Students at Madison’s Shabazz High School Learn About the Environment Through Sports

Students in an environmental program at Madison’s Shabazz high school not only learn about ecology and sustainability first hand. They also engage with the environment through sports, like fly fishing and paddling, that can serve them all their lives.

It all started when the science teachers were looking for ways to get students hooked on science by engaging them in a hands-on outdoor adventure. They decided that a combination of outdoor sports with environmental education is the ticket. In this project, which is called Project Green Teen, students study limnology and freshwater stream ecology through direct observation and measurement. The other part of the class involves learning outdoor adventure and group problem-solving skills through fly fishing, paddling, caving, snowshoeing and spending overnights outdoors, including in the Driftless Area of the state where the students do restoration work.

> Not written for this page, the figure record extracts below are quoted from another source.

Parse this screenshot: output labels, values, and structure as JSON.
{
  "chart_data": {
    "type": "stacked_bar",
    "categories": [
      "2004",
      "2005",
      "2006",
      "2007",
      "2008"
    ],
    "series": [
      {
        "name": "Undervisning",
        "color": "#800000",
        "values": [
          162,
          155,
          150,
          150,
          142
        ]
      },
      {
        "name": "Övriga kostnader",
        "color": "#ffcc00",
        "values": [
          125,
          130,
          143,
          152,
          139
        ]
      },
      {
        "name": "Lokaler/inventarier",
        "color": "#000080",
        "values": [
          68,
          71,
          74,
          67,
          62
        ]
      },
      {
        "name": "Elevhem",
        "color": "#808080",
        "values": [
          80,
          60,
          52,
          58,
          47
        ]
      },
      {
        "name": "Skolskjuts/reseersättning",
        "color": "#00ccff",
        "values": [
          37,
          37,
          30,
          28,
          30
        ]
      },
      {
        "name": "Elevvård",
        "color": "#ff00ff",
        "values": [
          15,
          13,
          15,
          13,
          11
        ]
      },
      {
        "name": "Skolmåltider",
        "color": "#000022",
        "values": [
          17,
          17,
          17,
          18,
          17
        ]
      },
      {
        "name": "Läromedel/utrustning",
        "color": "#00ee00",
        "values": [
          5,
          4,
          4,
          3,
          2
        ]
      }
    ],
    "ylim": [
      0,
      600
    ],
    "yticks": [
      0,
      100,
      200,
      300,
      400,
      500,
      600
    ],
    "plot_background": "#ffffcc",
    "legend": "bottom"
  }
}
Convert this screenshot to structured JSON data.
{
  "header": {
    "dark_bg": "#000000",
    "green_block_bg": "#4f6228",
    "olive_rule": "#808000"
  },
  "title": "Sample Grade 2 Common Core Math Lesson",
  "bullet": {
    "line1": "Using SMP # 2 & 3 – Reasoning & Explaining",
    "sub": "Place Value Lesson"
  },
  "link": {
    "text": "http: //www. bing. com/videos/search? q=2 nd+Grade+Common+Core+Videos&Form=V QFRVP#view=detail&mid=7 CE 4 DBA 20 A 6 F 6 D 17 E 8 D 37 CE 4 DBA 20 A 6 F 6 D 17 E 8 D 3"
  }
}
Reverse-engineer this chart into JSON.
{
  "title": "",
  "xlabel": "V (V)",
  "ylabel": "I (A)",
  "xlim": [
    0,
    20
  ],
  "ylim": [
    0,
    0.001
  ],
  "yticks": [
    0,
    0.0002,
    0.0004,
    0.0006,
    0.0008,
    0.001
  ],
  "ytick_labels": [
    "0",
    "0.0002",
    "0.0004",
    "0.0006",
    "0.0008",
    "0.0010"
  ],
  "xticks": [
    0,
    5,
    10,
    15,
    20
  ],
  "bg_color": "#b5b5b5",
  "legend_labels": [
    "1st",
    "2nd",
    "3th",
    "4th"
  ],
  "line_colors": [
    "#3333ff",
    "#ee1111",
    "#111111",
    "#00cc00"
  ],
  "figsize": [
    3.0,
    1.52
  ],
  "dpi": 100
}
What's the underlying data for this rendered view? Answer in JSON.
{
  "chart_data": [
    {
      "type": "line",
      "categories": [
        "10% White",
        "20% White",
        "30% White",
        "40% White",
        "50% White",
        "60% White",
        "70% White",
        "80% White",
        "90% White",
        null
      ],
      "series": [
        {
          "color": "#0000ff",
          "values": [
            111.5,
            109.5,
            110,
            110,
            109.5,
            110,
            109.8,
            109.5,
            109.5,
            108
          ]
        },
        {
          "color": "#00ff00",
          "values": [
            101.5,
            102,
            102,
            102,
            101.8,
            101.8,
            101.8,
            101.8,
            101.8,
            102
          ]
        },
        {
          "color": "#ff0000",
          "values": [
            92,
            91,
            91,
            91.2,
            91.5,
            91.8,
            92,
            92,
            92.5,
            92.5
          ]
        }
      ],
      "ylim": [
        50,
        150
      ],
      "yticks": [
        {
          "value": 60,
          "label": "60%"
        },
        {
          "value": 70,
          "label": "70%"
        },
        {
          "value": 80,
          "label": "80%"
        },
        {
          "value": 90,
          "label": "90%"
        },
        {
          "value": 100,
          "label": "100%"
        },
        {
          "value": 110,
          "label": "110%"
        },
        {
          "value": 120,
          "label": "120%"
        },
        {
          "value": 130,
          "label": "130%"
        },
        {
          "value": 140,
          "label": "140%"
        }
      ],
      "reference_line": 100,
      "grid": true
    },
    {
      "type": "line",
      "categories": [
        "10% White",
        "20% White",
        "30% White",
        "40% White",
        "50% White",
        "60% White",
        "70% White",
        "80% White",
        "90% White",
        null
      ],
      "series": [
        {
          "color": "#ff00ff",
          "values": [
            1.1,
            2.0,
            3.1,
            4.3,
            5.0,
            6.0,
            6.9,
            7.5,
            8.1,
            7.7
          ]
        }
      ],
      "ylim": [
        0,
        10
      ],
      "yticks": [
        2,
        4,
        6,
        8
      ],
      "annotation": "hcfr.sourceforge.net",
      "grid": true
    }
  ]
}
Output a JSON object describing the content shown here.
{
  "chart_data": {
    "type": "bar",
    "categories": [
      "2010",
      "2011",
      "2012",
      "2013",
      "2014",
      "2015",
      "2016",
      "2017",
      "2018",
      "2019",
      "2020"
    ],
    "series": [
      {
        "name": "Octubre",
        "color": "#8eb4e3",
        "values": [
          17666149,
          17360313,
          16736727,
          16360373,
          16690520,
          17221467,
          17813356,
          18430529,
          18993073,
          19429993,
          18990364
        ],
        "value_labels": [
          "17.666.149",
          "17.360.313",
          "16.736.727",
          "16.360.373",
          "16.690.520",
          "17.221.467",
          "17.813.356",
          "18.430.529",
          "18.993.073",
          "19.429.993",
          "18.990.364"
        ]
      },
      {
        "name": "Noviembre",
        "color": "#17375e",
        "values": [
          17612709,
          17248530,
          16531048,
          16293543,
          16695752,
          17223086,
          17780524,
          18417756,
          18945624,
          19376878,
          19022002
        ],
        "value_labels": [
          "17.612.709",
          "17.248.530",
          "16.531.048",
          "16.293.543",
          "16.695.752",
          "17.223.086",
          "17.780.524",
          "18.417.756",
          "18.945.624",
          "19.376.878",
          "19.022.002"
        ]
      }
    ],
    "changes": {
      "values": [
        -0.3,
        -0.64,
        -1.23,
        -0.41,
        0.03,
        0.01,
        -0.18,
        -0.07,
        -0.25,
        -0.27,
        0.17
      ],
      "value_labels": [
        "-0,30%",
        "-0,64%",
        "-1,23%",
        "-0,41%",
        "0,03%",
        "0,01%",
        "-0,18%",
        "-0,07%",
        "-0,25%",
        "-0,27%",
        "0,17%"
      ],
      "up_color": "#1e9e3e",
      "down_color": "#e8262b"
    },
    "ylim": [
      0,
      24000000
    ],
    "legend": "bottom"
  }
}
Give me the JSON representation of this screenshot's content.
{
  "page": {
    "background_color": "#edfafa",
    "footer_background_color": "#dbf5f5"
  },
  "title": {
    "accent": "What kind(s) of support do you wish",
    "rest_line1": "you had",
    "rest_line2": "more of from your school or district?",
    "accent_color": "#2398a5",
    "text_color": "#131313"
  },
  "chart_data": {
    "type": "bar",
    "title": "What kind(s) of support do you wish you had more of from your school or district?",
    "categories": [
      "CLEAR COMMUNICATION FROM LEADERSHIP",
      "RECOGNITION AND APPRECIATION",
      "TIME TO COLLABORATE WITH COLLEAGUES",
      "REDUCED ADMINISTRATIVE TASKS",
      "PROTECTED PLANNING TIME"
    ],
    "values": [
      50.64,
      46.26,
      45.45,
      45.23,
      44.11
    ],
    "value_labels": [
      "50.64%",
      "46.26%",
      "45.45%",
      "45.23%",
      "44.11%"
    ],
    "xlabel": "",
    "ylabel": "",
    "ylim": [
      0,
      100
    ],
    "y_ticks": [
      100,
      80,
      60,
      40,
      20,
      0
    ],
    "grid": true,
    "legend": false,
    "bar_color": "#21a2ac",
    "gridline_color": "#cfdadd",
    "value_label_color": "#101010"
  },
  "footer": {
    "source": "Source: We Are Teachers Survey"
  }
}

Influenced by the Project Green Teen, the school shifted to a project-based learning model that emphasizes connecting students with community partners and doing hands-on projects connected to the curriculum. Now, for four days a week, the school runs seven to eight two-hour long, interdisciplinary learning labs each semester in addition to more standard 50-minute classes.

This semester the students have done water quality testing and biotic indexing on several lakes and streams starting in January by drilling a hole in the ice. Information gathered through their citizen scientist work at the Warner Park lagoon is passed on to Friends of Warner Park.

The students will take a five-day field trip in May. In addition to canoeing and fishing with volunteer guides from Southern Wisconsin Trout Unlimited, students will work on restoration projects with the program’s community partners. The projects have involved rebuilding stream banks, planting trees near lakes and streams, removing beaver dams that were causing pooling and flooding, building lunker structures to expand fish habitat and removing invasive species and planting native species in their place.